The MessageBox Database

The heart of the publish/subscribe engine in Microsoft BizTalk Server is the MessageBox database. The MessageBox is made up of two components: one or more Microsoft SQL Server databases and the Messaging Agent. The SQL Server database provides the persistence store for many things including messages, message parts, message properties, subscriptions, orchestration state, tracking data, host queues for routing, and others. The BizTalk Server group may have one or more MessageBox databases into which it publishes messages and from which subscribers to those messages extract messages.

The database provides some of the logic related to routing messages and fulfilling subscriptions. The Message Agent, however, is the component that encapsulates and abstracts the database component and is the interface used by BizTalk Server to interact with the MessageBox. The Message Agent is a Component Object Model (COM) component that provides interfaces for publishing messages, subscribing to messages, retrieving messages, and so on. This interface is the only mechanism used by other BizTalk Server components, including the adapter framework and orchestrations, to interact with the MessageBox.

The MessageBox and the Message

A MessageBox database subscription is a set of established information and service information. The established (or predicate) information is the criteria that a message must meet. The service information is what to do with the message that meets the criteria. All of this information is stored in a set of tables that call the messaging and orchestration engine.

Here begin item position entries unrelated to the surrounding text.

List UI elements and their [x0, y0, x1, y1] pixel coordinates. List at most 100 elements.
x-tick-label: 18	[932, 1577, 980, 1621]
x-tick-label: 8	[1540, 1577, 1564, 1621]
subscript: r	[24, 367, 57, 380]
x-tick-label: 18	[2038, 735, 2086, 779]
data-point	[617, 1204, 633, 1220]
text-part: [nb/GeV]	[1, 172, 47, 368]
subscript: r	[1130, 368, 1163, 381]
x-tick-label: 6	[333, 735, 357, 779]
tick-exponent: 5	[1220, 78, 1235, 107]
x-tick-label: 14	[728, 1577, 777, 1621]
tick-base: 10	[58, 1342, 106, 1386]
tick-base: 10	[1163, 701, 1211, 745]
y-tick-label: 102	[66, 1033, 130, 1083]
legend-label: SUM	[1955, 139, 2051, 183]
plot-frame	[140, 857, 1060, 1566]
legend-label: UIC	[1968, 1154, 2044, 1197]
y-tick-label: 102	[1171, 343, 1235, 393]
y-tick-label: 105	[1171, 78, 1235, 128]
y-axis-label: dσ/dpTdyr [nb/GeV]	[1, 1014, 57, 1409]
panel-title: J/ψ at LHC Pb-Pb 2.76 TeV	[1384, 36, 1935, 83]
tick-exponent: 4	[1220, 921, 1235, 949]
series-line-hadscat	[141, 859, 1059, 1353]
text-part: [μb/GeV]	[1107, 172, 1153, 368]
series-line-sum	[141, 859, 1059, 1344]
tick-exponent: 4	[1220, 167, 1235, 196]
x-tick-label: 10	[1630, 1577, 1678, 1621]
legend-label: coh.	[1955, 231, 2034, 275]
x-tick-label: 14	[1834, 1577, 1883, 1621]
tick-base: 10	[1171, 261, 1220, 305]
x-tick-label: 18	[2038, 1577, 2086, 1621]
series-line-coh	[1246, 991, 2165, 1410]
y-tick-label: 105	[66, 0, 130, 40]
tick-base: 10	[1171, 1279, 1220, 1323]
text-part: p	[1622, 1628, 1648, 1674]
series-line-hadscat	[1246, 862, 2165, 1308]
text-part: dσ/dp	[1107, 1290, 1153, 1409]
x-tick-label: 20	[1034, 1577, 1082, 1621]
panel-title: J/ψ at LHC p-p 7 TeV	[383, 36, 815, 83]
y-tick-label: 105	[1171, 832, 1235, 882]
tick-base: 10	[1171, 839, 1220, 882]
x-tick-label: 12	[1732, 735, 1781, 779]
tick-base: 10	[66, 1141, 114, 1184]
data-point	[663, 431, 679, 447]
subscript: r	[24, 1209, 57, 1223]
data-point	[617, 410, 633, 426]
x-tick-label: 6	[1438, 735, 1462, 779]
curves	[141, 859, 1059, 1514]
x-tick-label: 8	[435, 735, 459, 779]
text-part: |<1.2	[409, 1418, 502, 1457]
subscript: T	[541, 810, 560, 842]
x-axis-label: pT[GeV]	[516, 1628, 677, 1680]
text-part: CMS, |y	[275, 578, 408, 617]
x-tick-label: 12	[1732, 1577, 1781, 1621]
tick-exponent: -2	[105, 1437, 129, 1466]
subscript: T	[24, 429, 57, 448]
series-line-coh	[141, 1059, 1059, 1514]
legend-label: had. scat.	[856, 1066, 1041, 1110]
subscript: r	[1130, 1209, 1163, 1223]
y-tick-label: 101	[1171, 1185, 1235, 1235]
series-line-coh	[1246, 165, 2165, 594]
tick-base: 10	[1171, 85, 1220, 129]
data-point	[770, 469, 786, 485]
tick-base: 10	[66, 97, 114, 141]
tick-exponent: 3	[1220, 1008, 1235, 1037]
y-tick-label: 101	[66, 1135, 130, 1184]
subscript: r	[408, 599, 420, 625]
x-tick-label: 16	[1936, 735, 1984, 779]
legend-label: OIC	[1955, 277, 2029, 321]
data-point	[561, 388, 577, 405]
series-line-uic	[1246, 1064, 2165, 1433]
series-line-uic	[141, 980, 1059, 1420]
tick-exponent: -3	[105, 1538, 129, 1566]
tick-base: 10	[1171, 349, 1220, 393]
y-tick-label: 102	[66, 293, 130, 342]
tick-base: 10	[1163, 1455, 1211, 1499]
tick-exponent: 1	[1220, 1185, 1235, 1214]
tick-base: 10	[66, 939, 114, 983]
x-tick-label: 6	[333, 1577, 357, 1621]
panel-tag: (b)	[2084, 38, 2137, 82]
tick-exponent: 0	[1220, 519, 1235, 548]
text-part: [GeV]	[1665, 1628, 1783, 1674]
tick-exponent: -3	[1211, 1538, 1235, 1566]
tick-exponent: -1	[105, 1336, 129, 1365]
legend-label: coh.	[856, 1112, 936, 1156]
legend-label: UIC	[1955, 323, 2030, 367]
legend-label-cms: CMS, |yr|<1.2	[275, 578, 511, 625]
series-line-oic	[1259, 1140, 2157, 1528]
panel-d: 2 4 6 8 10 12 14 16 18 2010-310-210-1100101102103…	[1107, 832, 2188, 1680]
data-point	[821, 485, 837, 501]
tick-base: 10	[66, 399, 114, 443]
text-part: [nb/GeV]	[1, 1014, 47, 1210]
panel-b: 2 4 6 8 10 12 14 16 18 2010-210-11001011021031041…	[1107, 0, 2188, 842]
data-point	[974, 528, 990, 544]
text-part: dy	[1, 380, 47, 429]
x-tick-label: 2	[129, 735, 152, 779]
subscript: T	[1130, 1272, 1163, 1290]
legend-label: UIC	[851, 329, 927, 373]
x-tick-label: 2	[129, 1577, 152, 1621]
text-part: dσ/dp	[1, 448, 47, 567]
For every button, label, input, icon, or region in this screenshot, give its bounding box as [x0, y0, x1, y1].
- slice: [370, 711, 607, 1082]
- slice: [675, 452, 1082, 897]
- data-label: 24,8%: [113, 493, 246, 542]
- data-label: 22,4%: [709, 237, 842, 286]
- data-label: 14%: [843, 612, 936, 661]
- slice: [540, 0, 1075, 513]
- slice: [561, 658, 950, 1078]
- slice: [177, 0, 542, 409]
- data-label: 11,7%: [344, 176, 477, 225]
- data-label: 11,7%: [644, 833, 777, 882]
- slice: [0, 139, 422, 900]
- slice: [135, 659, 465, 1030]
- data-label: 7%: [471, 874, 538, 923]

When BizTalk Server receives a message, it processes the message in a pipeline, and places the message in the MessageBox database. The incoming message has a context. The message context is a set of properties associated with the message. The three types of message context properties are:

  • Simple written properties

  • Promoted properties

  • Predicate properties

    The promoted and predicate message properties indicate the business process that subscribes to this message, and whether the business process has the permissions necessary to receive the message.

    If a business process subscribes to the message, the MessageBox database sends the message to the business process. When the business process receives the message, it processes the message on an available host instance. After processing the message, if the business process subscribes to a pipeline or send port, the business process sends a return message to the MessageBox database.

    For each BizTalk Host, the associated MessageBox has one work queue and one suspended queue. Additionally, each MessageBox database contains a set of tables for static states, dynamic states, and instance state. For information about BizTalk Hosts, see Entities.

Important

If a host becomes unavailable --for example, the MessageBox database that receives messages from that host becomes unavailable, all other MessageBox databases become unavailable.

You create the first MessageBox database when you run the Configuration Wizard. The MessageBox database that is configured becomes the master MessageBox database. The master MessageBox database evaluates and routes subscriptions to all other MessageBox databases in the BizTalk Server environment. For information about improving performance for the master MessageBox database, see Managing MessageBox Databases.

Important

You must use SQL Server clustering to provide failover protection for MessageBox databases.

Suspended Messages in the MessageBox Database

BizTalk Server stores messages associated with suspended pipelines in the MessageBox database. If a failure occurs in the pipeline, BizTalk Server suspends the instance of a message. There are two types of suspended service instances:

  • Suspended instances that you can resume.

  • Suspended instances that you cannot resume. For example, if an instance is corrupt.

    Depending on the cause of the suspension, you may be able to resume services that BizTalk Server suspends -- for example, if an orchestration hits a Suspend shape, or if a transport was unable to deliver a message, BizTalk Server does not automatically remove suspended instances that you cannot resume from the MessageBox database. You can choose to save a service instance to disk before removing it from the suspended queue.

    For information about backing up MessageBox databases, see Backing Up and Restoring BizTalk Server Databases.